An epic winter of rain and snow has refilled California's reservoirs and pressed into service a spillway at the nation's tallest dam Tuesday, a $1 billion structure that drained excess water for the first time since it crumbled two years ago and drove hundreds of thousands to flee the threat of catastrophic flooding.
Water flowed down the spillway and into the Feather River as storms this week and melting snowpack are expected to swell the lake behind Oroville Dam in the foothills of the Sierra Nevada, said Molly White, principal engineer with the California Department of Water Resources.
The spring storms follow a winter that coated the mountains with thick snowpack, which state experts measured Tuesday to determine the outlook for California's water supplies. It was 162% of average after heavy winter rain and snow left the state drought-free for the first time since December 2011.
"We're going from flood to drought and drought to flood with very little normal in between," said Kris Tjernell, deputy director of the water resources department.
The measurement on a snowy day at Phillips Station near Lake Tahoe found a snow depth of 106.5 inches (287 centimeters) and a snow water equivalent of 51 inches (129.5 centimeters), which is the depth of water that theoretically would result if the entire snowpack melted instantaneously.
Just four years ago, then-Gov. Jerry Brown found a field at Phillips Station barren of any measureable snow amid a historic drought.
With the increased rain and a snowpack not seen in years, water managers are beginning to discuss how best to manage and operate reservoirs, said John Paasch, chief of the department's hydrology and flood office.
"It's been a great winter, but it's not all fun and games," he said.

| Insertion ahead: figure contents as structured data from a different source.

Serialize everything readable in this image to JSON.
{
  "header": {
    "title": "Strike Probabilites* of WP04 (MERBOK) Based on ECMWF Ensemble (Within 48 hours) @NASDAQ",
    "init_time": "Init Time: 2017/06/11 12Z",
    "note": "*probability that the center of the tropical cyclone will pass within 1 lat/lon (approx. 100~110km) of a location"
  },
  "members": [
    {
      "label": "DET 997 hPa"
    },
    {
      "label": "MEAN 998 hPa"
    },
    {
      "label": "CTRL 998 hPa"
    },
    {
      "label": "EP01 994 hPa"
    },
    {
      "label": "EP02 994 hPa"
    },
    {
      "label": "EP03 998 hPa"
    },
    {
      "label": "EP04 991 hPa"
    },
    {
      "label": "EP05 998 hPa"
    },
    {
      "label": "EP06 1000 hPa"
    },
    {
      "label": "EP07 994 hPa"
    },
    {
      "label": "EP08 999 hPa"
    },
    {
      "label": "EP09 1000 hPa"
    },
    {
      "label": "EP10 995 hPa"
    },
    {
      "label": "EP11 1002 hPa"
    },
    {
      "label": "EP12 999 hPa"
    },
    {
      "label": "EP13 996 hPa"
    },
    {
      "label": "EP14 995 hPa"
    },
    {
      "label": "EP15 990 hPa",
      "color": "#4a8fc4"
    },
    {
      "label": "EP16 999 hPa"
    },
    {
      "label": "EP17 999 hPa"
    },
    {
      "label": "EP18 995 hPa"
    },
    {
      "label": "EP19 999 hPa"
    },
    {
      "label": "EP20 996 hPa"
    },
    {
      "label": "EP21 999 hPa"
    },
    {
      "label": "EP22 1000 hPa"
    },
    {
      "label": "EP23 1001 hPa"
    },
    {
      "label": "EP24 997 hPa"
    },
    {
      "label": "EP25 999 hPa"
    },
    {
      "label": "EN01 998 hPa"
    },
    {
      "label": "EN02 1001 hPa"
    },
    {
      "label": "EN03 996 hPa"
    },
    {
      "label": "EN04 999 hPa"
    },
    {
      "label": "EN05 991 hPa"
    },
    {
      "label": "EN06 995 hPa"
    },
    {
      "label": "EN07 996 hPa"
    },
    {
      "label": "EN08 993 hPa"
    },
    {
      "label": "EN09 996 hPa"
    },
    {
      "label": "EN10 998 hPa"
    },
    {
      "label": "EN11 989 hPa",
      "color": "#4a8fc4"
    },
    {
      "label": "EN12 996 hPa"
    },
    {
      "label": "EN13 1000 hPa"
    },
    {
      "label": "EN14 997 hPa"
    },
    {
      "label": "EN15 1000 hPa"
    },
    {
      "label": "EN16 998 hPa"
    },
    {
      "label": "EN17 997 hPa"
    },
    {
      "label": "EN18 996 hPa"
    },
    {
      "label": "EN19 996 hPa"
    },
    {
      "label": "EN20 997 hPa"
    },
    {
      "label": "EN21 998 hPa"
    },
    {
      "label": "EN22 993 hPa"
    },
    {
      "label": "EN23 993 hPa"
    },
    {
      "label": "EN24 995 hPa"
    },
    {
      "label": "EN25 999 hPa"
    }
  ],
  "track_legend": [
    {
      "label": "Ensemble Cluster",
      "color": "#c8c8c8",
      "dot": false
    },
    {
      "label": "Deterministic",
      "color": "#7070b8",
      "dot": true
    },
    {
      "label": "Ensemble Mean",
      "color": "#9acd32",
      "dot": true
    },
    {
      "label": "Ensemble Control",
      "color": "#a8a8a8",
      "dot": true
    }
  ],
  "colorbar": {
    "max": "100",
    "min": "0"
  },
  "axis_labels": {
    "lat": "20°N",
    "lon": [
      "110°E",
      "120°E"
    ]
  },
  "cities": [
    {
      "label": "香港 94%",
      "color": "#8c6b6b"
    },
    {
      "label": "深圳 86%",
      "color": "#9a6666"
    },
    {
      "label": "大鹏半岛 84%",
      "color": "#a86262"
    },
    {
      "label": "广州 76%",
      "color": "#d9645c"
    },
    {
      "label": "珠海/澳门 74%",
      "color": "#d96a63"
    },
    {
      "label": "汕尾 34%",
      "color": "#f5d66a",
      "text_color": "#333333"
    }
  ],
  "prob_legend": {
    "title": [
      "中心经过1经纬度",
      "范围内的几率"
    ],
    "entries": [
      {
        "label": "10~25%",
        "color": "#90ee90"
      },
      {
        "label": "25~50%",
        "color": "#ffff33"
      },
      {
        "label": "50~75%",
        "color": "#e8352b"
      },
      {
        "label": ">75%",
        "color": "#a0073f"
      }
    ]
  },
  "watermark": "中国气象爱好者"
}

Officials opened Oroville Dam's main spillway because of the growing snowpack that will melt into California's waterways and storms expected this week, including one forecast to arrive Thursday, White said.
The original spillway on the 770-foot-high (235-meter) dam, which is 150 miles (241 kilometers) northeast of San Francisco, was built in the 1960s.
In early 2017, storms drenched the state and the massive spillway broke apart as it carried heavy flows.
Dam operators reduced the flow and allowed water to run down an emergency spillway — essentially a low area on the reservoir's rim — but the flow began eroding the earthen embankment that had never been used. Authorities suddenly had to order an evacuation of nearly 200,000 people living in communities downstream.
The threat of a dam collapse that would unleash a torrent of water did not happen, however, and people were allowed to go home days later.
In January 2018, an independent panel of dam safety experts released a nearly 600-page report that blamed the crisis on "long-term and systemic failures" by California dam managers and regulators to recognize inherent construction and design flaws in the dam.
The new spillway "was designed and constructed using 21st century engineering practices and under the oversight and guidance from state and federal regulators and independent experts," said Joel Ledesma, deputy director of the water resources department's State Water Project.
Repairs have cost $1.1 billion. California requested about $639 million from the Federal Emergency Management Agency for the fixes, but the federal government has rejected $306 million of those reimbursements. U.S. officials say the dam's upper gated spillway was damaged prior to the heavy rain two years ago.
Local water agencies are already paying some of the repair costs, and they would cover anything not paid by the federal government.